As you see, each record returned by oa_generate
is a
list of fields belonging to a work, parsed from the JSON response from
OpenAlex. You can process these records as you see fit, such as writing
them out as .rds files in batches of 100 records.
query_url <- "https://api.openalex.org/works?filter=cites%3AW1160808132"
oar <- oa_generate(query_url)
n <- 100
recs <- vector("list", n)
i <- 0
coro::loop(for (x in oar) {
j <- i %% n + 1
recs[[j]] <- x
if (j == n) {
saveRDS(recs, file.path(tempdir(), sprintf("rec-%s.rds", i %/% n)))
recs <- vector("list", n) # reset recs
}
i <- i + 1
})
dir(tempdir(), pattern = "rec-\\d.rds$")
#> [1] "rec-0.rds" "rec-1.rds" "rec-2.rds" "rec-3.rds"
Tips on generating the query URL to the OpenAlex API
To build your query, you can use oa_query()
and
carefully read the API
documentation to see what fields/filters are available.

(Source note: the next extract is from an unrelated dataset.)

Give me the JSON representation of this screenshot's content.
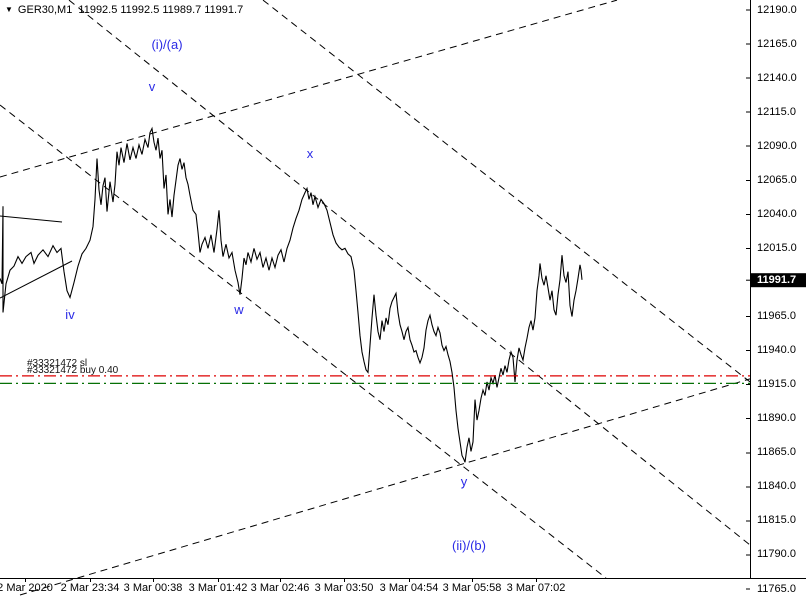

For example,
I know cites
is a filter we can use:
oa_query(entity = "works", cites = "W1160808132")
#> [1] "https://api.openalex.org/works?filter=cites%3AW1160808132"
However, you might find it helpful to use the OpenAlex web interface to build the query interactively. Make sure you select the Gear icon on the right and toggle on “Api query”.